Viral Hepatitis and Liver Disease Website Course

Evaluating Liver Test Abnormalities

Understanding the Pathophysiology of Liver Disease

for Health Care Providers

Acute Cholestasis

Abnormal liver test > Cholestatic pattern > Less than six months > Acute cholestasis

Introduction

The differential diagnosis for acute cholestasis is wide and depends on the clinical setting and therefore careful history and physical examination are of great importance. The main causes of acute cholestasis are drug-induced liver injury (intrahepatic cholestasis) and bile duct obstruction (extrahepatic cholestasis), but there are additional diagnostic possibilities at each of these categories:

Intrahepatic cholestasis:

  • Drug-induced liver injury
  • Viral hepatitis
  • Alcoholic hepatitis
  • Sepsis
  • Total parenteral nutrition
  • Cholestasis of pregnancy
  • Primary biliary cirrhosis
  • PSC
  • Benign post-op cholestasis

Extrahepatic cholestasis:

  • Common bile duct obstruction
  • Stone (choledocolithiasis)
  • Tumor
  • Blood
  • Iatrogenic (ligation)

Medications (Not a complete list):

  • Antibiotics (Penicillins, Sulfonamides, Macrolides, Fluoroquinolones, Tetracyclines)
  • Antifungals (Terbinafine, Griseofulvin, Ketoconazole, Itraconazole)
  • Anabolic steroids
  • Anti-inflammatories(some)
  • Azathioprine
  • Barbiturates
  • Cyclosporine
  • Isoniazid
  • Oral contraceptives
  • Psychotropics (some)
  • Phenytoin
  • Rifampin
  • Tamoxifen

History

The clinical hallmark of cholestasis is the presence of PRURITUS. Patients should be specifically asked about the presence of pruritus. In general, pruritus presents earlier in cases of intrahepatic cholestasis. Initial questions aimed at determining the possible etiology of acute cholestatic injury are:

To investigate drug-induced liver injury:

Detailed medication history including over-the-counter medications, herbal remedies and health food supplements, particularly regarding recently prescribed medications.

To investigate choledocolithiasis:

Compatible clinical picture with epigastric or right upper quadrant pain, a history of biliary surgery and/or gallstones. It is crucial to investigate the presence of fever or shaking chills as this would indicate the presence of cholangitis. Patients who develop cholangitis should be hospitalized immediately.

To investigate acute viral hepatitis:

History of risk factors for viral hepatitis (intravenous drug use, unsafe sexual practices, or ingestion of raw shellfish in the past six months) or the presence of a prodrome (malaise, nausea, low grade fever).

To investigate alcoholic hepatitis:

Detailed alcohol ingestion history.

To investigate sepsis

Presence of sepsis from a source other than the biliary tree.

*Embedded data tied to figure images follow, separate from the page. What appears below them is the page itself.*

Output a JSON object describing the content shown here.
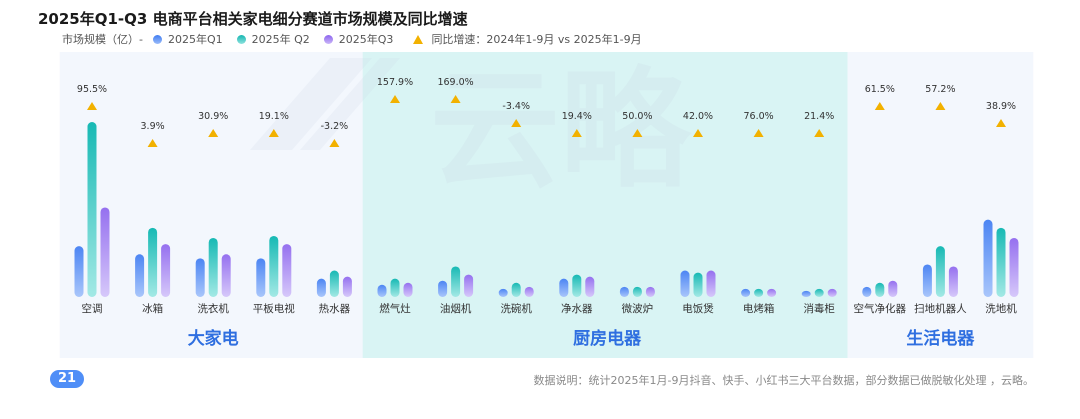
{
  "title": "2025年Q1-Q3 电商平台相关家电细分赛道市场规模及同比增速",
  "legend": {
    "axis_label": "市场规模（亿）-",
    "series": [
      "2025年Q1",
      "2025年 Q2",
      "2025年Q3"
    ],
    "growth_label": "同比增速：2024年1-9月 vs 2025年1-9月"
  },
  "watermark": "云略",
  "page_number": "21",
  "note": "数据说明：统计2025年1月-9月抖音、快手、小红书三大平台数据，部分数据已做脱敏化处理 ，云略。",
  "colors": {
    "q1": "#6f9cf5",
    "q2": "#2ec5c0",
    "q3": "#a98af0",
    "growth_marker": "#f2b100",
    "group_label": "#2f6fe0",
    "group_bg_light": "#f3f7fd",
    "group_bg_teal": "#d9f4f4"
  },
  "chart_data": {
    "type": "bar",
    "categories": [
      "空调",
      "冰箱",
      "洗衣机",
      "平板电视",
      "热水器",
      "燃气灶",
      "油烟机",
      "洗碗机",
      "净水器",
      "微波炉",
      "电饭煲",
      "电烤箱",
      "消毒柜",
      "空气净化器",
      "扫地机器人",
      "洗地机"
    ],
    "groups": [
      {
        "name": "大家电",
        "categories": [
          "空调",
          "冰箱",
          "洗衣机",
          "平板电视",
          "热水器"
        ]
      },
      {
        "name": "厨房电器",
        "categories": [
          "燃气灶",
          "油烟机",
          "洗碗机",
          "净水器",
          "微波炉",
          "电饭煲",
          "电烤箱",
          "消毒柜"
        ]
      },
      {
        "name": "生活电器",
        "categories": [
          "空气净化器",
          "扫地机器人",
          "洗地机"
        ]
      }
    ],
    "series": [
      {
        "name": "2025年Q1",
        "values": [
          25,
          21,
          19,
          19,
          9,
          6,
          8,
          4,
          9,
          5,
          13,
          4,
          3,
          5,
          16,
          38
        ]
      },
      {
        "name": "2025年 Q2",
        "values": [
          86,
          34,
          29,
          30,
          13,
          9,
          15,
          7,
          11,
          5,
          12,
          4,
          4,
          7,
          25,
          34
        ]
      },
      {
        "name": "2025年Q3",
        "values": [
          44,
          26,
          21,
          26,
          10,
          7,
          11,
          5,
          10,
          5,
          13,
          4,
          4,
          8,
          15,
          29
        ]
      }
    ],
    "growth": {
      "name": "同比增速：2024年1-9月 vs 2025年1-9月",
      "labels": [
        "95.5%",
        "3.9%",
        "30.9%",
        "19.1%",
        "-3.2%",
        "157.9%",
        "169.0%",
        "-3.4%",
        "19.4%",
        "50.0%",
        "42.0%",
        "76.0%",
        "21.4%",
        "61.5%",
        "57.2%",
        "38.9%"
      ],
      "values": [
        95.5,
        3.9,
        30.9,
        19.1,
        -3.2,
        157.9,
        169.0,
        -3.4,
        19.4,
        50.0,
        42.0,
        76.0,
        21.4,
        61.5,
        57.2,
        38.9
      ],
      "level_rank": [
        3,
        0,
        1,
        1,
        0,
        4,
        4,
        2,
        1,
        1,
        1,
        1,
        1,
        3,
        3,
        2
      ]
    },
    "grid": false,
    "legend_position": "top-left"
  }
}
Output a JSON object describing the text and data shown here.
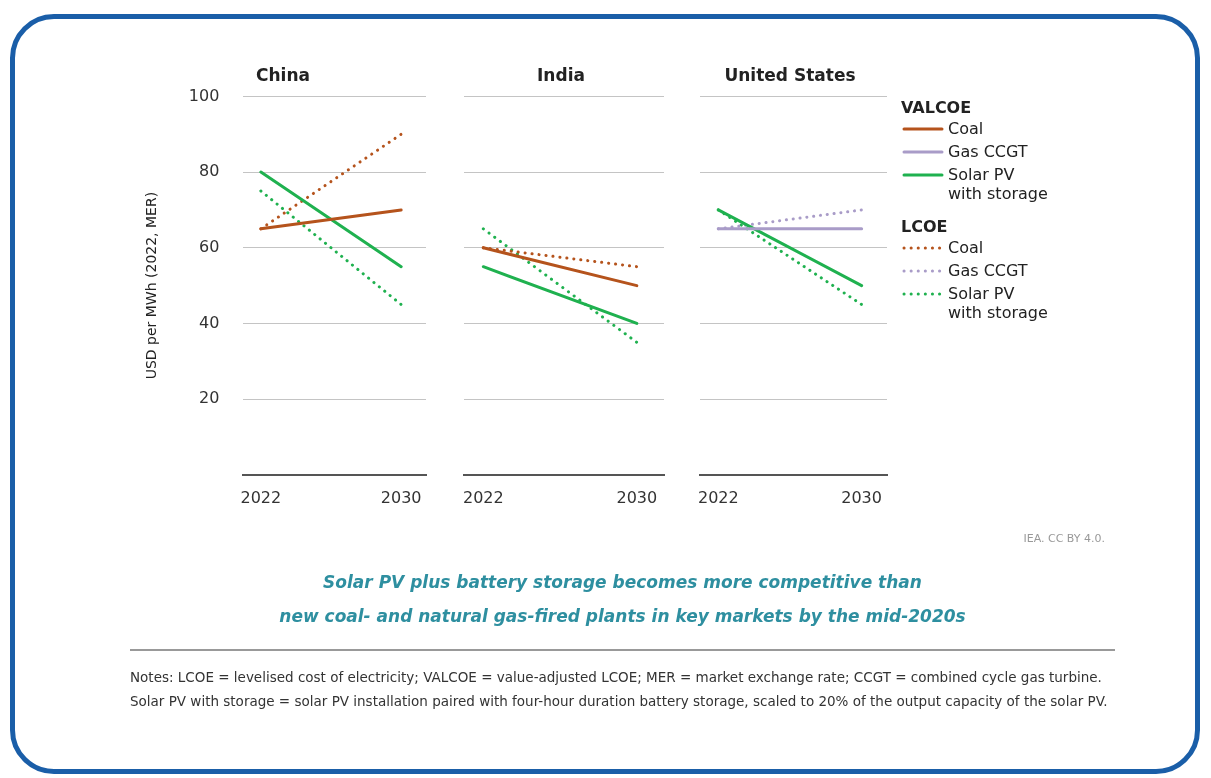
{
  "chart_data": [
    {
      "type": "line",
      "title": "China",
      "ylabel": "USD per MWh (2022, MER)",
      "x": [
        "2022",
        "2030"
      ],
      "xlim": [
        "2021-01",
        "2031-06"
      ],
      "xticks": [
        "2022",
        "2030"
      ],
      "ylim": [
        0,
        100
      ],
      "yticks": [
        20,
        40,
        60,
        80,
        100
      ],
      "grid": "y",
      "marker": "none",
      "series": [
        {
          "color": "#b5531c",
          "values": [
            65,
            70
          ],
          "line_style": "solid"
        },
        {
          "color": "#1fb14f",
          "values": [
            80,
            55
          ],
          "line_style": "solid"
        },
        {
          "color": "#b5531c",
          "values": [
            65,
            90
          ],
          "line_style": "dotted"
        },
        {
          "color": "#1fb14f",
          "values": [
            75,
            45
          ],
          "line_style": "dotted"
        }
      ]
    },
    {
      "type": "line",
      "title": "India",
      "x": [
        "2022",
        "2030"
      ],
      "xlim": [
        "2021-01",
        "2031-06"
      ],
      "xticks": [
        "2022",
        "2030"
      ],
      "ylim": [
        0,
        100
      ],
      "yticks": [
        20,
        40,
        60,
        80,
        100
      ],
      "grid": "y",
      "marker": "none",
      "tick_labels": "x",
      "series": [
        {
          "color": "#b5531c",
          "values": [
            60,
            50
          ],
          "line_style": "solid"
        },
        {
          "color": "#1fb14f",
          "values": [
            55,
            40
          ],
          "line_style": "solid"
        },
        {
          "color": "#b5531c",
          "values": [
            60,
            55
          ],
          "line_style": "dotted"
        },
        {
          "color": "#1fb14f",
          "values": [
            65,
            35
          ],
          "line_style": "dotted"
        }
      ]
    },
    {
      "type": "line",
      "title": "United States",
      "x": [
        "2022",
        "2030"
      ],
      "xlim": [
        "2021-01",
        "2031-06"
      ],
      "xticks": [
        "2022",
        "2030"
      ],
      "ylim": [
        0,
        100
      ],
      "yticks": [
        20,
        40,
        60,
        80,
        100
      ],
      "grid": "y",
      "marker": "none",
      "tick_labels": "x",
      "legend": "right",
      "annotations": [
        "VALCOE",
        "LCOE"
      ],
      "series": [
        {
          "name": "Coal",
          "color": "#b5531c",
          "values": [
            null,
            null
          ],
          "line_style": "solid"
        },
        {
          "name": "Gas CCGT",
          "color": "#a99cc8",
          "values": [
            65,
            65
          ],
          "line_style": "solid"
        },
        {
          "name": "Solar PV\nwith storage",
          "color": "#1fb14f",
          "values": [
            70,
            50
          ],
          "line_style": "solid"
        },
        {
          "name": "Coal",
          "color": "#b5531c",
          "values": [
            null,
            null
          ],
          "line_style": "dotted"
        },
        {
          "name": "Gas CCGT",
          "color": "#a99cc8",
          "values": [
            65,
            70
          ],
          "line_style": "dotted"
        },
        {
          "name": "Solar PV\nwith storage",
          "color": "#1fb14f",
          "values": [
            70,
            45
          ],
          "line_style": "dotted"
        }
      ]
    },
    {
      "type": "other",
      "title": "Solar PV plus battery storage becomes more competitive than\nnew coal- and natural gas-fired plants in key markets by the mid-2020s",
      "annotations": [
        "IEA. CC BY 4.0.",
        "Notes: LCOE = levelised cost of electricity; VALCOE = value-adjusted LCOE; MER = market exchange rate; CCGT = combined cycle gas turbine. Solar PV with storage = solar PV installation paired with four-hour duration battery storage, scaled to 20% of the output capacity of the solar PV."
      ]
    }
  ]
}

To investigate total parenteral nutrition (TPN):

History of TPN administration for more than 2-3 weeks.

Physical examination

The presence of jaundice, fever, abdominal tenderness, or Murphy's sign should be noted. Asymptomatic jaundice needs immediate attention.

Laboratory Investigation

Initial investigation should be directed at distinguishing between an intrahepatic or an extrahepatic acute cholestasis. The initial test is therefore abdominal ultrasonography to look for bile duct dilatation. The presence of bile duct dilatation on ultrasonography indicates that cholestasis is extrahepatic.

Liver biopsy is generally not indicated in acute cholestatic injury unless the etiology continues to be uncertain despite all pertinent investigations.